Voor Kant is een persoon alleen autonoom als zijn keuzes en acties niet worden beïnvloed door factoren die extern of niet essentieel zijn voor hemzelf. Een persoon mist dus autonomie of is heteronoom, voor zover zijn keuzes of handelingen worden beïnvloed door factoren zoals conventie, groepsdruk, wettelijke of religieuze autoriteit, de waargenomen wil van God, of zelfs zijn eigen verlangens. Dat verlangens niet essentieel zijn voor het zelf, blijkt uit het feit dat ze, in tegenstelling tot het zelf, afhankelijk zijn van de situatie waarin men zich bevindt (bijv. Een persoon die in de 18e eeuw leeft, zou geen wens hebben om een ​​personal computer te bezitten, en een persoon die in de 21e eeuw leeft, zou - althans niet gewoonlijk - de wens hebben om een ​​kamerpot te gebruiken). Een persoon wiens situatie en verlangens veranderen, wordt daardoor echter geen ander persoon. Ook al zijn de verlangens in kwestie niet het product van iemands sociale omgeving, maar komen ze voort uit iemands fysiologie, ze zijn nog steeds niet essentieel voor de persoon die ze heeft. Iemand die van kaviaar houdt maar niet van kreeft houdt, zou geen ander persoon worden als hij de smaak van kreeft zou verwerven en zijn smaak van kaviaar zou verliezen.

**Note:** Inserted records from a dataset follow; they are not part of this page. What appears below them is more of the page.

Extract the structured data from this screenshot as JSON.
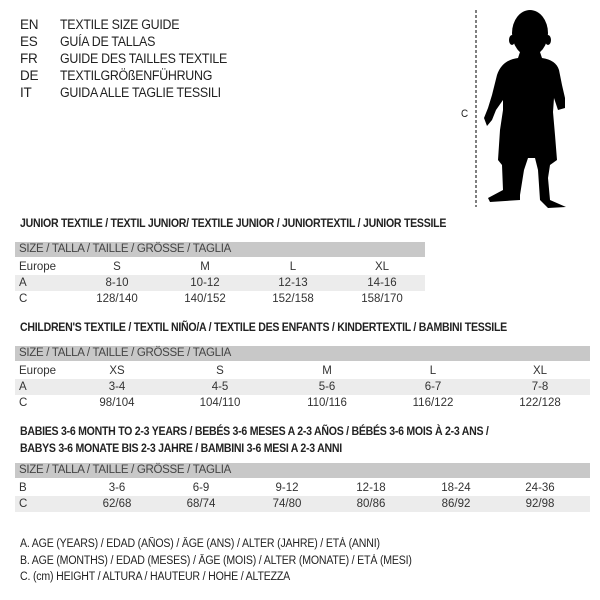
{
  "languages": [
    {
      "code": "EN",
      "title": "TEXTILE SIZE GUIDE"
    },
    {
      "code": "ES",
      "title": "GUÍA DE TALLAS"
    },
    {
      "code": "FR",
      "title": "GUIDE DES TAILLES TEXTILE"
    },
    {
      "code": "DE",
      "title": "TEXTILGRÖßENFÜHRUNG"
    },
    {
      "code": "IT",
      "title": "GUIDA ALLE TAGLIE TESSILI"
    }
  ],
  "figure": {
    "measure_label": "C"
  },
  "junior": {
    "title": "JUNIOR TEXTILE / TEXTIL JUNIOR/ TEXTILE JUNIOR / JUNIORTEXTIL / JUNIOR TESSILE",
    "header": "SIZE / TALLA / TAILLE / GRÖSSE / TAGLIA",
    "rows": [
      {
        "label": "Europe",
        "cells": [
          "S",
          "M",
          "L",
          "XL"
        ]
      },
      {
        "label": "A",
        "cells": [
          "8-10",
          "10-12",
          "12-13",
          "14-16"
        ]
      },
      {
        "label": "C",
        "cells": [
          "128/140",
          "140/152",
          "152/158",
          "158/170"
        ]
      }
    ]
  },
  "children": {
    "title": "CHILDREN'S TEXTILE / TEXTIL NIÑO/A / TEXTILE DES ENFANTS / KINDERTEXTIL / BAMBINI TESSILE",
    "header": "SIZE / TALLA / TAILLE / GRÖSSE / TAGLIA",
    "rows": [
      {
        "label": "Europe",
        "cells": [
          "XS",
          "S",
          "M",
          "L",
          "XL"
        ]
      },
      {
        "label": "A",
        "cells": [
          "3-4",
          "4-5",
          "5-6",
          "6-7",
          "7-8"
        ]
      },
      {
        "label": "C",
        "cells": [
          "98/104",
          "104/110",
          "110/116",
          "116/122",
          "122/128"
        ]
      }
    ]
  },
  "babies": {
    "title_line1": "BABIES 3-6 MONTH TO 2-3 YEARS / BEBÉS 3-6 MESES A 2-3 AÑOS / BÉBÉS 3-6 MOIS À 2-3 ANS /",
    "title_line2": "BABYS 3-6 MONATE BIS 2-3 JAHRE / BAMBINI 3-6 MESI A 2-3 ANNI",
    "header": "SIZE / TALLA / TAILLE / GRÖSSE / TAGLIA",
    "rows": [
      {
        "label": "B",
        "cells": [
          "3-6",
          "6-9",
          "9-12",
          "12-18",
          "18-24",
          "24-36"
        ]
      },
      {
        "label": "C",
        "cells": [
          "62/68",
          "68/74",
          "74/80",
          "80/86",
          "86/92",
          "92/98"
        ]
      }
    ]
  },
  "legend": [
    "A. AGE (YEARS) / EDAD (AÑOS) / ÂGE (ANS) / ALTER (JAHRE) / ETÀ (ANNI)",
    "B. AGE (MONTHS) / EDAD (MESES) / ÂGE (MOIS) / ALTER (MONATE) / ETÀ (MESI)",
    "C. (cm) HEIGHT / ALTURA / HAUTEUR / HÖHE / ALTEZZA"
  ]
}
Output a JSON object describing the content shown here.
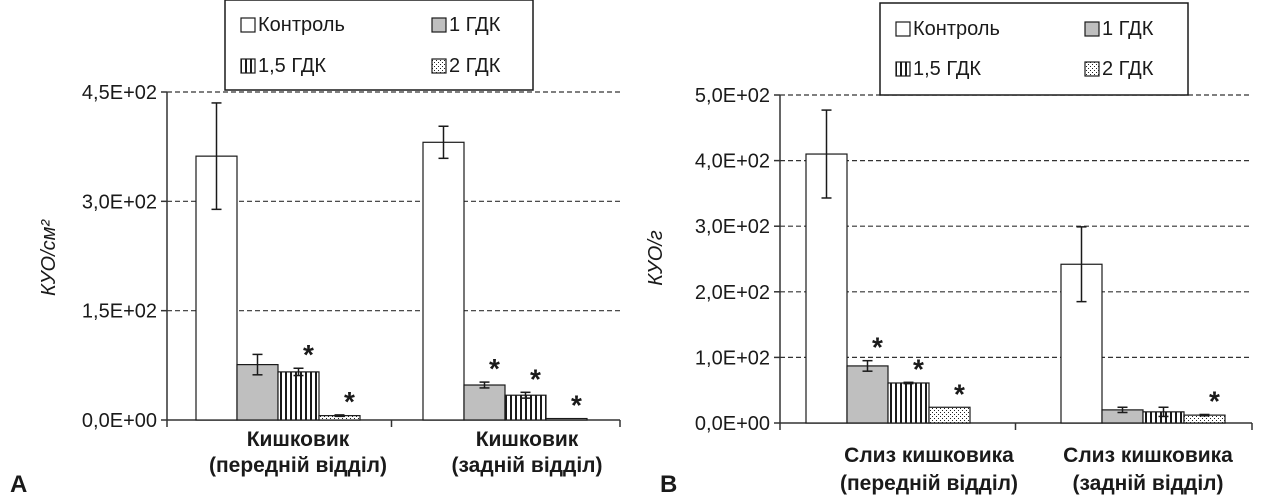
{
  "chart_data": [
    {
      "panel": "A",
      "type": "bar",
      "ylabel": "КУО/см²",
      "ylim": [
        0,
        450
      ],
      "yticks": [
        0,
        150,
        300,
        450
      ],
      "ytick_labels": [
        "0,0E+00",
        "1,5E+02",
        "3,0E+02",
        "4,5E+02"
      ],
      "grid": "horizontal dashed",
      "legend": "top",
      "categories": [
        [
          "Кишковик",
          "(передній відділ)"
        ],
        [
          "Кишковик",
          "(задній відділ)"
        ]
      ],
      "series": [
        {
          "name": "Контроль",
          "values": [
            362,
            381
          ],
          "errors": [
            73,
            22
          ],
          "significant": [
            false,
            false
          ]
        },
        {
          "name": "1 ГДК",
          "values": [
            76,
            48
          ],
          "errors": [
            14,
            4
          ],
          "significant": [
            false,
            true
          ]
        },
        {
          "name": "1,5 ГДК",
          "values": [
            66,
            34
          ],
          "errors": [
            5,
            4
          ],
          "significant": [
            true,
            true
          ]
        },
        {
          "name": "2 ГДК",
          "values": [
            6,
            2
          ],
          "errors": [
            1,
            0
          ],
          "significant": [
            true,
            true
          ]
        }
      ],
      "significance_marker": "*"
    },
    {
      "panel": "B",
      "type": "bar",
      "ylabel": "КУО/г",
      "ylim": [
        0,
        500
      ],
      "yticks": [
        0,
        100,
        200,
        300,
        400,
        500
      ],
      "ytick_labels": [
        "0,0E+00",
        "1,0E+02",
        "2,0E+02",
        "3,0E+02",
        "4,0E+02",
        "5,0E+02"
      ],
      "grid": "horizontal dashed",
      "legend": "top",
      "categories": [
        [
          "Слиз кишковика",
          "(передній відділ)"
        ],
        [
          "Слиз кишковика",
          "(задній відділ)"
        ]
      ],
      "series": [
        {
          "name": "Контроль",
          "values": [
            410,
            242
          ],
          "errors": [
            67,
            57
          ],
          "significant": [
            false,
            false
          ]
        },
        {
          "name": "1 ГДК",
          "values": [
            87,
            20
          ],
          "errors": [
            8,
            4
          ],
          "significant": [
            true,
            false
          ]
        },
        {
          "name": "1,5 ГДК",
          "values": [
            61,
            17
          ],
          "errors": [
            1,
            7
          ],
          "significant": [
            true,
            false
          ]
        },
        {
          "name": "2 ГДК",
          "values": [
            24,
            12
          ],
          "errors": [
            0,
            1
          ],
          "significant": [
            true,
            true
          ]
        }
      ],
      "significance_marker": "*"
    }
  ]
}
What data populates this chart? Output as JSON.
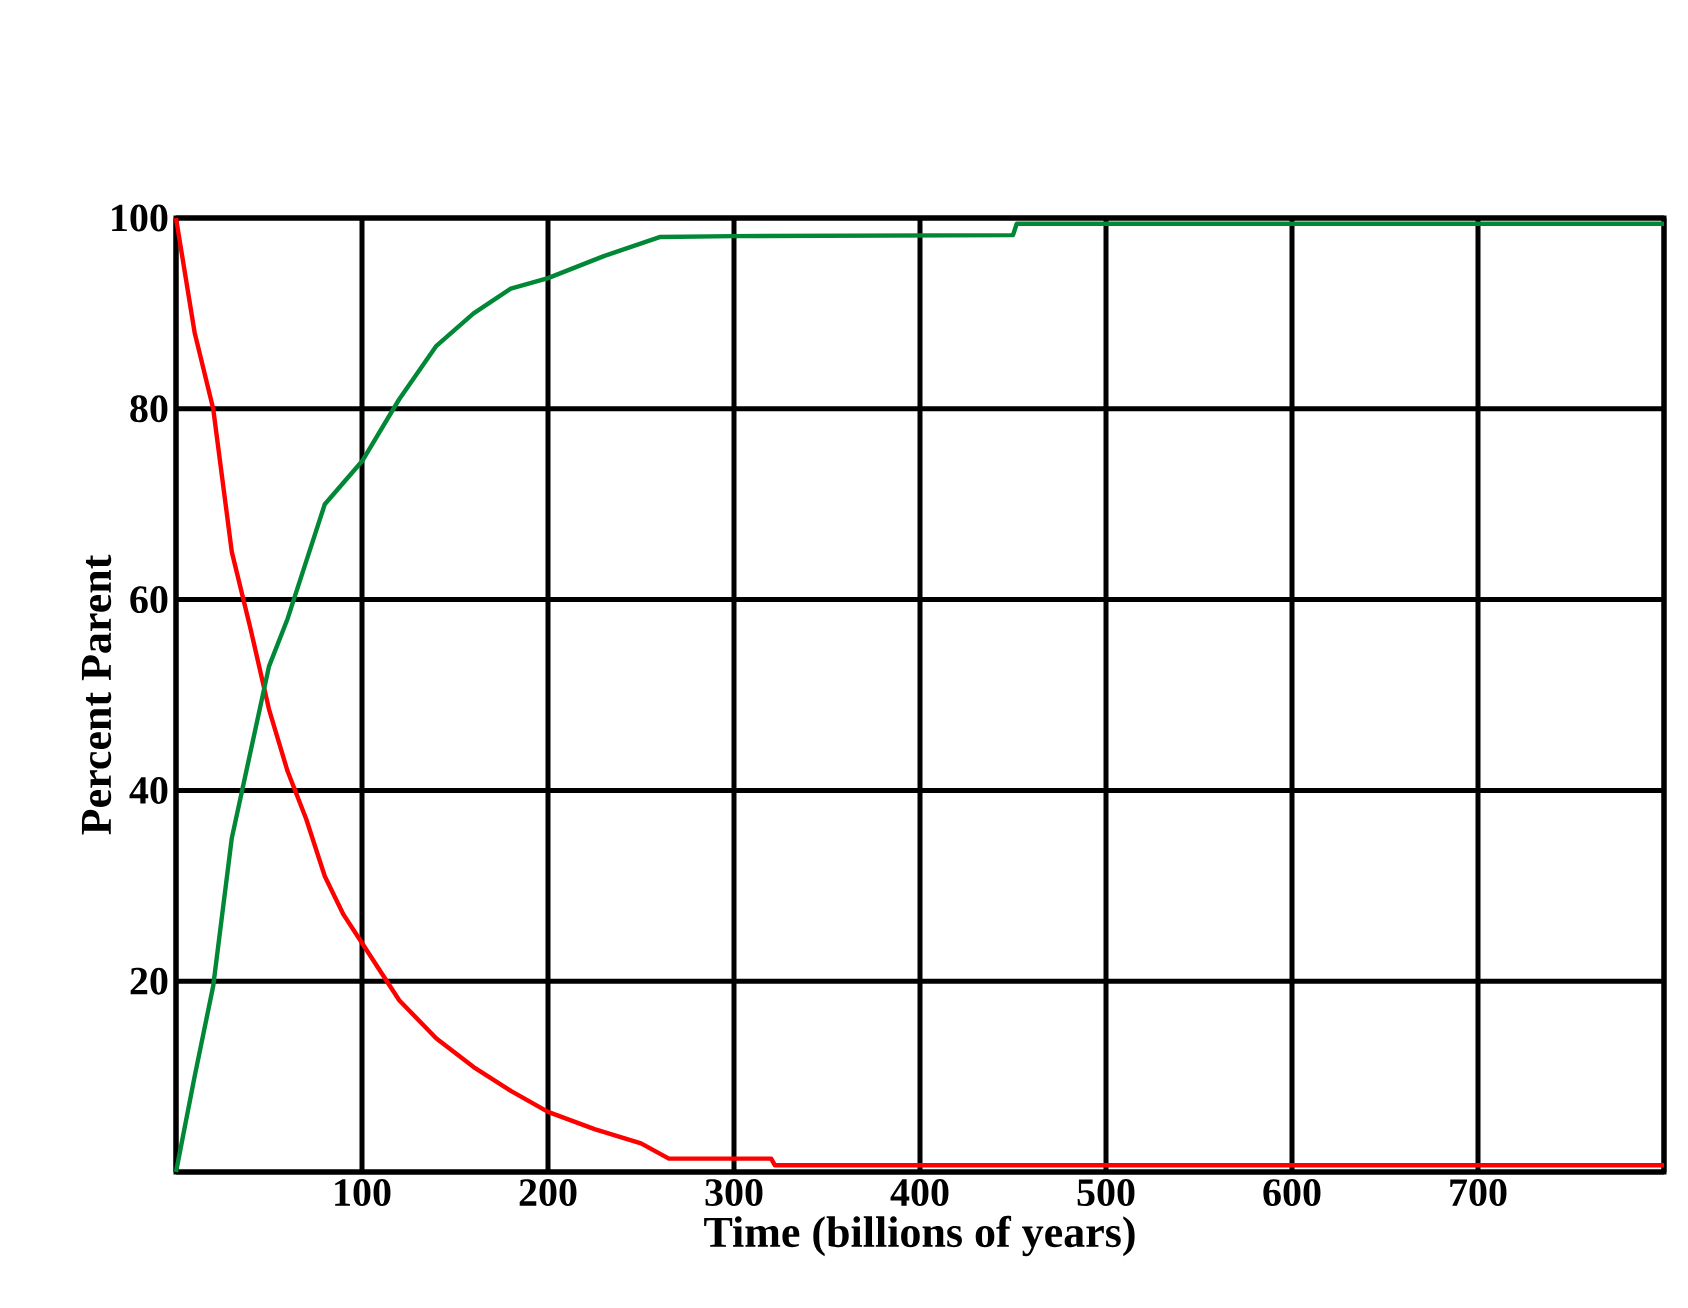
{
  "chart_data": {
    "type": "line",
    "xlabel": "Time (billions of years)",
    "ylabel": "Percent  Parent",
    "xlim": [
      0,
      800
    ],
    "ylim": [
      0,
      100
    ],
    "xticks": [
      {
        "value": 0,
        "label": null
      },
      100,
      200,
      300,
      400,
      500,
      600,
      700,
      {
        "value": 800,
        "label": null
      }
    ],
    "yticks": [
      {
        "value": 0,
        "label": null
      },
      20,
      40,
      60,
      80,
      100
    ],
    "grid": true,
    "marker": "none",
    "line_style": "solid",
    "series": [
      {
        "color": "#ff0000",
        "x": [
          0,
          10,
          20,
          30,
          40,
          50,
          60,
          70,
          80,
          90,
          100,
          120,
          140,
          160,
          180,
          200,
          225,
          250,
          265,
          320,
          322,
          800
        ],
        "values": [
          100,
          88,
          80,
          65,
          57,
          48.5,
          42,
          37,
          31,
          27,
          24,
          18,
          14,
          11,
          8.5,
          6.3,
          4.5,
          3,
          1.4,
          1.4,
          0.7,
          0.7
        ]
      },
      {
        "color": "#008837",
        "x": [
          0,
          10,
          20,
          30,
          40,
          50,
          60,
          70,
          80,
          100,
          120,
          140,
          160,
          180,
          200,
          230,
          260,
          300,
          450,
          452,
          800
        ],
        "values": [
          0,
          10,
          19.5,
          35,
          44,
          53,
          58,
          64,
          70,
          74.5,
          81,
          86.6,
          90,
          92.6,
          93.7,
          96,
          98,
          98.1,
          98.2,
          99.4,
          99.4
        ]
      }
    ]
  }
}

Rationaliteit daarentegen is volgens Kant een essentieel kenmerk van het zelf. Een persoon zal dus autonoom zijn met betrekking tot zijn keuzes en acties als deze uitsluitend worden geleid door zijn rationaliteit. Kant is duidelijk dat dit niet betekent dat een persoon autonoom is als hij rationeel handelt om een ​​extern doel te bereiken (bijvoorbeeld om te voldoen aan een verlangen om kaviaar te eten). Op deze manier handelen is slechts handelen naar wat Kant een 'hypothetische imperatief' noemde - een regel met de vorm 'Als je X wilt bereiken, moet je Y doen'. Omdat acties die worden geleid door hypothetische imperatieven, worden gemotiveerd door verlangens, kunnen ze niet autonoom worden uitgevoerd. Om rationeel te handelen in de zin dat grondbeschrijvingen van autonomie, moet een persoon daarom handelen volgens een regel die geldig zou zijn voor alle op dezelfde manier gesitueerde rationele agenten, ongeacht hun verlangens. Deze vereiste wordt in algemene termen uitgedrukt in Kants 'categorische imperatief', waarvan één versie luidt: 'Handel alleen volgens die stelregel waarmee u tegelijkertijd kunt bereiken dat het een universele [morele] wet moet worden' —ie, een wet die elke soortgelijk rationeel agent moet volgen. Iemand wiens handelingen werden geleid door de categorische imperatief, kon bijvoorbeeld niet liegen om een ​​voordeel te behalen, omdat hij niet consequent wilde dat iedereen de regel zou volgen "Liegen wanneer het in jouw voordeel is om dit te doen." Als iedereen deze regel zou volgen, zou niemand het woord van iemand anders vertrouwen, en niemand, inclusief de persoon die de leugen overweegt, zou de voordelen van liegen kunnen plukken.

Autonomie houdt dus in dat men handelt in overeenstemming met de categorische imperatief. Omdat een autonome agent zijn intrinsieke waarde als een rationeel wezen erkent, moet hij bovendien ook de intrinsieke waarde van alle andere rationele wezens erkennen, omdat er geen relevant verschil is tussen zijn rationele keuzevrijheid en die van anderen. Een autonome agent zal daarom rationele wezens altijd beschouwen als doelen op zichzelf (dwz als intrinsiek waardevol) en nooit alleen als middel (dwz als instrumenteel waardevol). Kant formuleerde deze conclusie in een tweede versie van de categorische imperatief, die hij als equivalent beschouwde aan de eerste: “Handel dus om de mensheid te behandelen, of het nu in je eigen persoon is of in een ander, altijd als een doel, en nooit als alleen een middelen."